Ini anak kenapa mendadak jadi kayak dulu lagi sih, batin Flo seraya menenangkan dirinya dipelukan Caca.

Setelah Arkan selesai membuat kopi, lalu dibagikan kesemua anak dengan dibantu Dodi, semua kembali seperti biasa, bercanda dan tertawa-tawa.

“Eh eh pindah kamar aja yuk!” ajak Yuni dan disambung anggukan dari semua anak ceweknya. Semua anak cewek dan beberapa cowok yang lain pergi ke kamar diatas, tetapi Flo tetap tinggal di ruang tv dengan beberapa cowok yang lain.

“Flo gamau keatas?” tanya Caca. “Enggak, Ca, duluan aja nanti nyusul hehe mau liat ini dulu” jawab Flo sambil memerhatikan layar tv yang menayangkan berita sekilas info itu.

Flo memandang seisi kamar yang sudah dipenuhi teman-teman ceweknya dan beberapa teman cowok yang ikut nimbrung bergosip. Mereka membuat pusaran dengan Rizan, Adlis, dan Andri yang jadi pusatnya. Semua asik mendengarkan cerita si trio gossip, tetapi Tama dan Shita sibuk menonton film dari laptop yang menyala didepannya. Flo tersenyum simpul melihat pemandangan didepannya. Ada hasrat untuk bergabung, mendengarkan cerita ataupun menonton, tetapi notebook dan sebungkus kopi teronggok dipojok kamar itu lebih menarik minatnya, mengingat bahwa ia harus menyelesaikan 1 chapter cerbungnya yang terakhir. Flo menjinjit untuk mencapai pojok kamar agar kedatangannya tidak mengusik kerumunan itu. Tetapi emang dasar kelakuannya yang agak gratakan, kaki Flo kesandung meja kayu yang ada didepannya dan sukses membuatnya jatuh tersungkur hingga ia mendapat shut-an dari teman-temannya dan dilanjutkan dengan ledakan tawa begitu melihat Flo yang tengkurap dilantai.
 
“Hahaha lo ngapain sih, Flo?” tanya satu diantara mereka.
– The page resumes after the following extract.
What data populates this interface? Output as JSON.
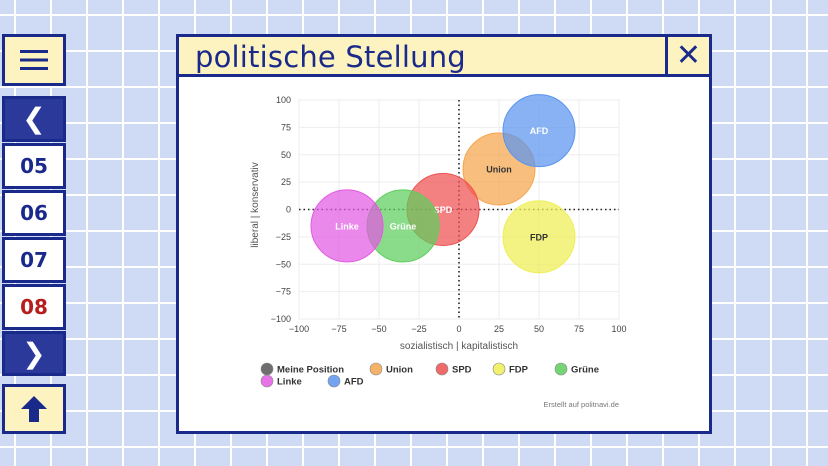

“Lo mau nendang bola ya, Flo?” “Lo nyari apaan Flo sampe tengkurap gitu?” sahut yang lainnya diantara derai tawa.

Yang diledekin hanya meringis kesakitan sambil nyengir minta maaf. Flo lalu bangun dan buru-buru mengambil notebook dan sebungkus kopinya, meninggalkan mereka tanpa sepatah kata pun, kayak orang yang ketangkep basah abis maling jemuran.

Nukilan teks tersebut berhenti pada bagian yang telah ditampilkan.